Researchers at the Pacific Northwest National Laboratory (PNNL) have announced the imminent availability of a cost-effective decking material with the potential to sequester more carbon dioxide than it emits during production.
This picture, taken on March 16, 2021, shows planks of wood stacked in a yard of Sokol Timber Company near Vologda, 500 kilometers northeast of the Russian capital Moscow. - Already a leader in a number of sectors such as paper packaging and various types of wood for construction, Segezha Group has launched the first factory in Russia to manufacture CLT panels, or laminated wood, one of the essential elements to build High wooden buildings from wood. (Photo: DIMITAR DILKOFF/AFP via Getty Images)
Addressing Environmental Challenges in Construction
Expected to hit the market by next summer, this innovation addresses the environmental challenges the construction industry poses, which historically contributes significantly to carbon emissions.
As reported by EurekAlert, the construction sector accounts for 11% of global carbon emissions. With increasing pressure to achieve net-zero emissions, there's a growing demand for sustainable building materials.
While alternatives often incorporate recycled or plant-derived components, they tend to be more expensive and lack the strength and durability of traditional materials. Consequently, researchers strive to develop viable replacements that offer comparable performance while reducing environmental impact.
Exploring Innovative Composite Materials
Utilizing a blend of wood and plastic composite, decking boards have emerged as a resilient alternative to traditional lumber. Their robustness and resistance to ultraviolet radiation have positioned them as a preferred choice for outdoor installations.
In a bid to enhance sustainability, researchers at PNNL have explored innovative methods to augment composite materials. Keerti Kappagantula, among these researchers, has investigated the integration of pulverized brown coal or lignin, a byproduct from wood processing, as fillers.
Kappagantula has employed esters, organic compounds commonly used in flavorings, and industrial solvents to strengthen the cohesion of these materials with plastics.
A Promising Solution
Upon sharing her findings with colleague David Heldebrant, an intriguing idea emerged: could the process be adapted to incorporate carbon dioxide into the particles? This proposed modification aimed to render the material more eco-friendly while enhancing its mechanical properties.
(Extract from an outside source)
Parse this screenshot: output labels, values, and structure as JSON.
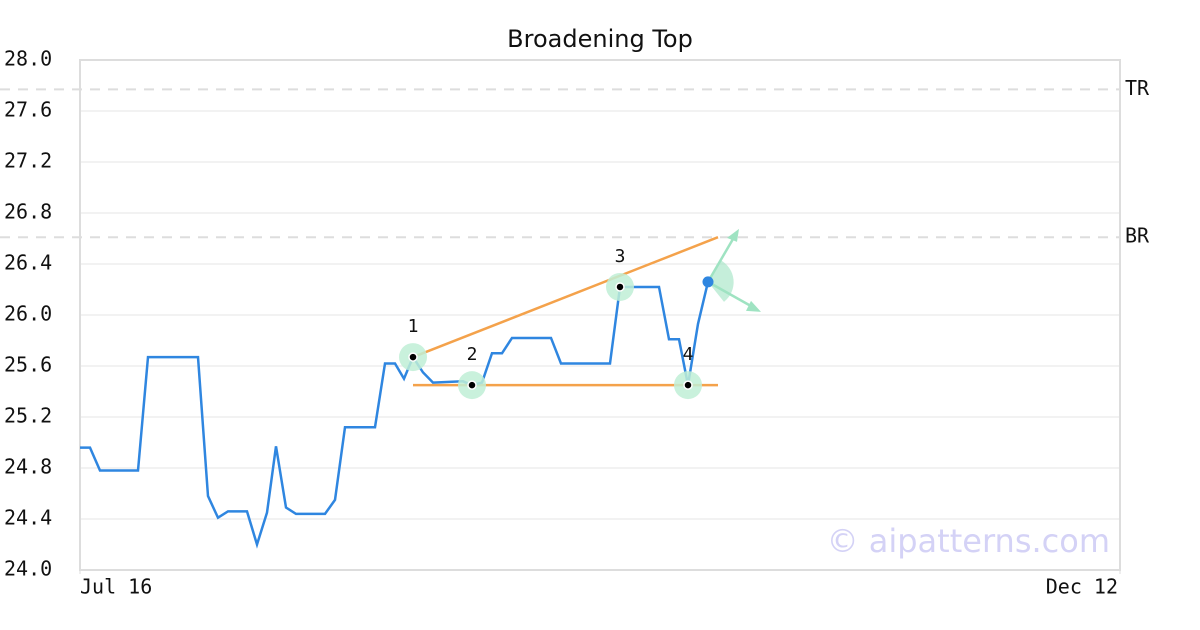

To evaluate the viability of this approach, the researchers embarked on a series of experiments. Employing a traditional chemical reaction involving CO2 and phenol, an organic compound prevalent in coal and lignin, they observed the incorporation of 2-5 percent carbon by weight.
The researchers combined these particles with HDPE to create innovative composites. They found that a formulation with 80 percent filler achieved optimal CO2 levels while meeting international building standards for strength and durability.
Using PNNL's shear-assisted processing and extrusion (ShAPETM) machine, the team produced 10-foot-long decking boards similar to those currently used in the industry. Remarkably, this approach also reduced manufacturing costs by 18 percent compared to traditional boards.
Moreover, these boards can sequester more CO2 than is emitted during their production. If all US decking boards were replaced with this alternative, approximately 250,000 tonnes of CO2 could be sequestered annually, equivalent to the emissions of 54,000 cars.
Moving forward, the researchers aim to explore new composite formulations while working to bring their carbon-negative boards to market. They plan to make these environmentally friendly products available to building supply retailers by early next summer.